Green's crafty ballhandling and passing were useful tools again in Auburn's pick-and-roll offense — it burned Georgia with a lot of the same ball-screen action that helped beat Alabama, Saint Louis and other opponents.

"Shoutout to my teammates," he said. "They finished around the rim. They hit open shots. Assists are a two-way street."

In a continuing trend, the bench outscored Georgia's 31-9.

Astronomical 3-point attempts

Auburn recently established a brief trend of not shooting as many 3-pointers as is typical of a Bruce Pearl team: At one point, the Tigers combined for 31 attempts in a pair of SEC wins.

That trend, evidently, is dead. The Tigers tried a season-high 36 shots from outside, which was a reflection of Georgia's poor perimeter defense and incessant double-team attempts inside. Still, Auburn only made 10 (27.8%) of those shots, so it's an area in which it will want to be more efficient against less forgiving opponents.

"I liked most of our threes in the first half," Pearl said. "I think we had a couple guys settle, and we didn't do a good enough job of getting to the rim."

On the other hand, even when the Tigers looked sluggish for a chunk of the second half, the 3-pointer saved them.
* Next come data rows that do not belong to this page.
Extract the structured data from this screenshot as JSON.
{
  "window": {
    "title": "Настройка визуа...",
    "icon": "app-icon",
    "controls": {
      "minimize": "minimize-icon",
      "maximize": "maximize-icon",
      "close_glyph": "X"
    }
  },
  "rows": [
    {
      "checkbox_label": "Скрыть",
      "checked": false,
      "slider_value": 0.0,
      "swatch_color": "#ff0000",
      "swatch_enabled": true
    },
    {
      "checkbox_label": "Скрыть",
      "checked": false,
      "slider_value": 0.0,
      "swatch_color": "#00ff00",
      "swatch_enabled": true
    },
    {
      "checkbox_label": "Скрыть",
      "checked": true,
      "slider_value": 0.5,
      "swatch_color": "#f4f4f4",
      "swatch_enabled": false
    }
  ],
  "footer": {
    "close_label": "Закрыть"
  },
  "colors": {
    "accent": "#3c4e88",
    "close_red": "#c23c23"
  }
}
Georgia went on an 8-0 run, switching to zone and cutting it to 61-45, when Green and Smith hit back-to-back 3-pointers. Any comeback dreams died there.

Conserving minutes without key depth option

Being on a Wednesday-Saturday schedule this week gives Auburn less time to refresh and prepare for an upcoming top-15 clash.

Against Georgia, conserving starters' minutes became a slightly more difficult task without walk-on guard Lior Berman. Pearl still went 10 deep but stuck with some of his rotations for long stretches during the second half. Six played more than 20 minutes; nobody played more than Kessler's 27.

Up next

Auburn hosts No. 12 Kentucky (15-3, 5-1) on Saturday (noon, CBS) at Auburn Arena.